Kuwait Switzerland Tax Agreement
November 2024The updated 2019 double tax agreement, DTA, between Kuwait and Switzerland entered into force on October 14, 2024 applying from January 1, 2025.
According to thr DTA the tax withholding rates for payments of dividends are 0%/15% depending on the share of holding in the paying company's share capital.
The tax withholding rate for payment of interest is 0%/10%.
Kuwait Spain Tax Treaty
July 2013The double tax treaty of 2008 between the two countries entered into force on July 19, 2013.
According to the tax treaty the tax withholding rate for payments of dividends is 0%/5% depending on the percentage of shareholding in the paying company.

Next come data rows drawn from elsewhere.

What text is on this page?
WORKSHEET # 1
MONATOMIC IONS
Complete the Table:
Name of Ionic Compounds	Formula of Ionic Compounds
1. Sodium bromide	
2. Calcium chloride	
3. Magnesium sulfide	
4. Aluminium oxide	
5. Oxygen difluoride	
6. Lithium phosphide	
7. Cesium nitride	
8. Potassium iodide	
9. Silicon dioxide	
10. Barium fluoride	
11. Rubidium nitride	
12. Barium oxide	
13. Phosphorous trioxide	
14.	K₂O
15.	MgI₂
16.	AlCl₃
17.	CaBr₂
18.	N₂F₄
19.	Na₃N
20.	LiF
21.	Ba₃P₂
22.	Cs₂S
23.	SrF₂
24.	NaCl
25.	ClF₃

The tax withholding rate for interest is zero.
For royalties the rate is 5%.
In general double tax treaties between two countries are boosting mutual investments between the countries offering reduced tax withholding rates from payments of dividends, interest and royalties.
The tax treaty often includes an exchange of tax information clause and definition of a permanent establishment for activities carried in the other country.
It also clarifies certain cross border tax issues.
E.g the treaty would define in what country tax is to be paid when a service supplier/consultant from country A provides services in country B.
In some treaties there is a tax credit under certain terms. E.g. an exemption to a consultant from country A of X dollars per each day of staying in country B in order to supply the taxable services.
Note: The information in this site is for general guidance only. Users of this site are advised to take professional advice before taking practical tax decisions.